At dawn of the fourth day, the door opens. They put on their shirts and pull themselves together as best they can, expecting photographers. But when they step out of the room, they are not in Washington but in a forest. The forest floor is shadowed. A sun-dappled mist shrouds the high canopy. The birds are just waking.
They walk for a while, hoping to see houses or a road, but there is nothing. They stop and rest and walk again. They lick the moisture off leaves and eat grasses and wild berries. In late afternoon, with the forest already growing dim, they stop to make shelter. They break pine branches for a lean-to. Exhausted, they sleep through the night.
In the morning they find pine needles and twigs and flint and they strike a rock against the flint and make a fire. They take turns tending the fire so it does not go out. They find more berries to eat and John walks in widening circles until he finds water. They move their camp to the bank of the stream and drink the water. They catch crawfish under rocks in the stream and lay them on the coals of the fire and eat them. In a deep pool downstream, Barack scoops out a trout with his hands. They gut it and strip a sapling and skewer the fish and cook it over the fire.
They have stopped talking about themselves. They don’t speak much at all, in fact. There is no need to. Both know what must be done.

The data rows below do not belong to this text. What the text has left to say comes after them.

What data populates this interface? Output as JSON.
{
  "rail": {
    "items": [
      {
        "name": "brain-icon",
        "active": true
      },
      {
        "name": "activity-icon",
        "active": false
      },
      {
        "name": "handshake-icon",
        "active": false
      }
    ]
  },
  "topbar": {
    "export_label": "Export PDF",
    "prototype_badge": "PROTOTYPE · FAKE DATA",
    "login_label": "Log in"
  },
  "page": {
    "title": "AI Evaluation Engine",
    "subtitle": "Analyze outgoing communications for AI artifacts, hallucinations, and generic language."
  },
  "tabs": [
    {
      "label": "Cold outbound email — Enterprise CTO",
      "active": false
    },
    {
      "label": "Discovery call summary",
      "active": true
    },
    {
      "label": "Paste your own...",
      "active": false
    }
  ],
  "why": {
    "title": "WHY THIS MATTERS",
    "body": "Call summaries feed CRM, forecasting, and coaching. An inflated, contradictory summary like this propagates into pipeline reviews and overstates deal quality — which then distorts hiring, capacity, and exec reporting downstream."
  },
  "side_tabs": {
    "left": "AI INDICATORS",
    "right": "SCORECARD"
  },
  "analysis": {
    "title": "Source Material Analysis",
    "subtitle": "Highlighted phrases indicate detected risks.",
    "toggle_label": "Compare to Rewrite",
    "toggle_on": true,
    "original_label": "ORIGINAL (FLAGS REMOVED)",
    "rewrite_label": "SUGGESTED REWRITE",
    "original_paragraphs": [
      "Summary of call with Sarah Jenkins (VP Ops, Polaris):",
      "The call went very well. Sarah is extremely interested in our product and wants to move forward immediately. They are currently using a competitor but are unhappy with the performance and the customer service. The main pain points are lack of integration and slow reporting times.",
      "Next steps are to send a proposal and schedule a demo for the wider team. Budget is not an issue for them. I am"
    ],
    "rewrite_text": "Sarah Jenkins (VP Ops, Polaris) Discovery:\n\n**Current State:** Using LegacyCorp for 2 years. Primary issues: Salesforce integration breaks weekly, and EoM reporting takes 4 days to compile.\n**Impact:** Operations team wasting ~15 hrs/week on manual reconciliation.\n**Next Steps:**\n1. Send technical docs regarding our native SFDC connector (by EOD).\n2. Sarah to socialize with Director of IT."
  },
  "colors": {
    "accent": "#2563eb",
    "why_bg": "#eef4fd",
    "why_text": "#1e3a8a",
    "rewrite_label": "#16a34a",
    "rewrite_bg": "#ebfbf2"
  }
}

After days of following the stream, camping beside it, eating its fish and drinking its water, they come upon a cabin in a clearing. They feel they should be overjoyed to have found other human beings, but they are cautious as they approach. John knocks on the door while Barack hangs back. He says he doesn’t want to frighten whoever is inside.
A middle-aged woman with a blue head scarf answers the door. She beckons them inside and gives them hot soup while her children watch from near the fire, an older girl and two young boys. They study the strangers with a combination of curiosity and feral wariness.
The woman says she and the children have been alone for years. Her husband went into the forest one day and did not return. They have a garden behind the cabin and they fish in the stream. The children know how to forage for berries and mushrooms. She cannot leave them to look for a way out of the forest, and she is afraid to take them on a long journey that might kill them.
Her daughter is bright, the woman says. She could learn and do something better with her life if she could find the way out. She asks John and Barack to take the girl with them when they leave. The girl does not want to leave her family. Perhaps she is afraid. Perhaps she is just loyal. But her mother tells her she must go, not just for herself, but for her brothers too.
The woman wraps some berries and vegetables in a bandana and gives it to Barack and John and the girl. It is all she can spare, she says. She stands in the doorway of her cabin and watches her daughter walk off between these men who have come into her life so unexpectedly and to whom she has entrusted the most precious things her in life: her child and her hope for the future.